January 31, 1995
Settling years of disagreement between courts, a state appeals court recently ruled that illegal immigrants living in California and enrolled in the California State University system must pay out-of-state student fees.
On Jan.17 the court ruled CSU students who live in this country illegally are ineligible for the state resident fees of $1,584 per year and must pay the $7,380 per year for non-resident fees.
"It's ridiculous," said Hector Perla, the assistant speaker for SF State's Associated Student Legislature. "It all boils down to money and the easiest way to get money ... is to attack those who are least able to defend themselves."
The new fee policy will be implemented this spring for campuses on the quarter system and in the fall for those on the semester system, like SF State, according to the CSU chancellor's office.
Some immigration law professionals are concerned that the ruling is a warning sign for a growing anti-immigration sentiment in California.
Illegal immigrants cannot receive federally funded financial aid and higher fees will prevent many of them from attending a CSU, said Maria Morrison of the National Immigration Law Center in Los Angeles.
"It's tragic. I have so many children who come to me that want to go to college, Chicanos and Latinas, who have grown up here and don't have green cards because their parents aren't citizens," said Angela Bean, a San Francisco immigration lawyer. "Their folks are itinerant farmworkers, yet the children have done very well. They have excelled in high school and have been encouraged by their counselors, but they keep hitting these walls. It's very discouraging."

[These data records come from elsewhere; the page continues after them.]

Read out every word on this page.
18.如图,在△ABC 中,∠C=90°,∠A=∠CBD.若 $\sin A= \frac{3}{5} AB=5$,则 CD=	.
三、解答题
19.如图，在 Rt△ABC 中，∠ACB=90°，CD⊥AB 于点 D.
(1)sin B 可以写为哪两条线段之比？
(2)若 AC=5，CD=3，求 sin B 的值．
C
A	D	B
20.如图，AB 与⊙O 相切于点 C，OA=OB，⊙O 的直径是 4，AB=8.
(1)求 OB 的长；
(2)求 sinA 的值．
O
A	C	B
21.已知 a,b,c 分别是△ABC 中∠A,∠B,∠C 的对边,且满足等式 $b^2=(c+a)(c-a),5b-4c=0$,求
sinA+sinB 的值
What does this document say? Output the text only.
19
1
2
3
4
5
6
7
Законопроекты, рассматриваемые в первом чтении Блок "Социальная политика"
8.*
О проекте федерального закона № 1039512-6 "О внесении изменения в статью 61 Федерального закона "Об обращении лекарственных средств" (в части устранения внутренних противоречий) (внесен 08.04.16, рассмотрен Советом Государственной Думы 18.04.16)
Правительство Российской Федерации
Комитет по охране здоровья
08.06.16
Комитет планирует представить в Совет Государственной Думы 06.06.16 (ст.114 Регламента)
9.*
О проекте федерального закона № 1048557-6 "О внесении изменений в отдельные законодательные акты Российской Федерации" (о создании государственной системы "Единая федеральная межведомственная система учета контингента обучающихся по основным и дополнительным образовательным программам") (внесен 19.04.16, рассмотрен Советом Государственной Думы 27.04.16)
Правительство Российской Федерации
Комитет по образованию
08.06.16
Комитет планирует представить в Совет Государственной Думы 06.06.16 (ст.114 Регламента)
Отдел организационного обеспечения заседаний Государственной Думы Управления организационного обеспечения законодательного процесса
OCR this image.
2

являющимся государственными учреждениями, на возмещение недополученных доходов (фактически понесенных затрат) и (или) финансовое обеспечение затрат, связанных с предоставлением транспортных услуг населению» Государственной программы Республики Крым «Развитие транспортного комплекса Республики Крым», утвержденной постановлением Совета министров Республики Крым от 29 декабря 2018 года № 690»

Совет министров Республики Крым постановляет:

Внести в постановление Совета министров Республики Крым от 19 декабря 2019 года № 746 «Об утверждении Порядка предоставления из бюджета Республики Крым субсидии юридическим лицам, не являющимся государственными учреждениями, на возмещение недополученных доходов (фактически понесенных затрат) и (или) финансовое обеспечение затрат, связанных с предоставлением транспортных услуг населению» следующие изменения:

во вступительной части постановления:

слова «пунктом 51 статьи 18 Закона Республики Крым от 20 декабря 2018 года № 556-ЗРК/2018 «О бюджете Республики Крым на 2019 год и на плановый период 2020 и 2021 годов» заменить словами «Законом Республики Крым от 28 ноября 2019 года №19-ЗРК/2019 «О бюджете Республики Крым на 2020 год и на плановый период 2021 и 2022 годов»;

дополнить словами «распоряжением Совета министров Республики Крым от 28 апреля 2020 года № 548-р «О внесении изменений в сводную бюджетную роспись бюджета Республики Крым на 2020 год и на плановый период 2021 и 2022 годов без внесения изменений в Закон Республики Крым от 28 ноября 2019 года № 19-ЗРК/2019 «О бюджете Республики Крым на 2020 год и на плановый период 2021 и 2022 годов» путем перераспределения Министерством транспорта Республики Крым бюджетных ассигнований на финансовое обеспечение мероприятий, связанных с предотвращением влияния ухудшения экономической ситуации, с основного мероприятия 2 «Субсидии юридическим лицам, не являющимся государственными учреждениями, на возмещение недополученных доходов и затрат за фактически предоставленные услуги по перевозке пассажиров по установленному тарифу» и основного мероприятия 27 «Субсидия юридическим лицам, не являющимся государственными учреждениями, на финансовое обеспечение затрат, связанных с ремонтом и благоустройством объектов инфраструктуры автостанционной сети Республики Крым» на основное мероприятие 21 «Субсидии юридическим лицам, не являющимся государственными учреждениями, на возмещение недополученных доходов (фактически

Although CSU students are not required to prove their immigration status, administrators and lawyers for the 20-campus system have estimated that 1,000 of the 320,000 students currently enrolled are illegal immigrants.
It has not yet been decided how immigration status will be verified, the chancellorŐs office said.
The ruling came after several groups, including the American Association of Women and the American Federation of Police, sued the CSU Board of Trustees claiming it was unlawfully spending tax dollars on the illegal immigrants enrolled in the CSU system. "Why would the taxpayers pay to educate people that are in this country illegally?" said Leslie Dutton, president of the American Association of Women. "They can't even work here legally. We cannot educate the world."
According to Dutton, the lawsuit will be pursued further to get CSU to restore funds to the California State Treasury. The amount requested will be based on the number of illegal immigrants enrolled in the CSU system and has yet to be determined, she said. Morrison said because so few illegal immigrants are enrolled in the CSU system, it would be an insignificant amount of money.
Richard Knickerbocker, a lawyer for the groups who sued CSU, asked to bring Proposition 187 into the case, but his request was denied.
Proposition 187, the state initiative passed last November, bars illegal immigrants from all state-supported schools and colleges, such as CSU, but it is not being enforced pending a court decision on its constitutionality.
The University of California and CSU policy states that students who have lived in California for at least one year may claim resident status.
Several undocumented immigrants challenged that policy in 1985 after they were denied resident status by the CSU system. An Alameda County Superior Court judge ruled that they were entitled to the lower fees if they meet the residency requirement. But in a 1990 lawsuit against the UC system, an appeals court ruled it was
constitutional to charge higher fees to students who are undocumented immigrants. After the 1990 ruling, the Alameda Superior Court judge allowed the CSU system to continue to abide by the earlier decision.
The CSU Board of Trustees has decided not to appeal the current ruling, the chancellor's office said.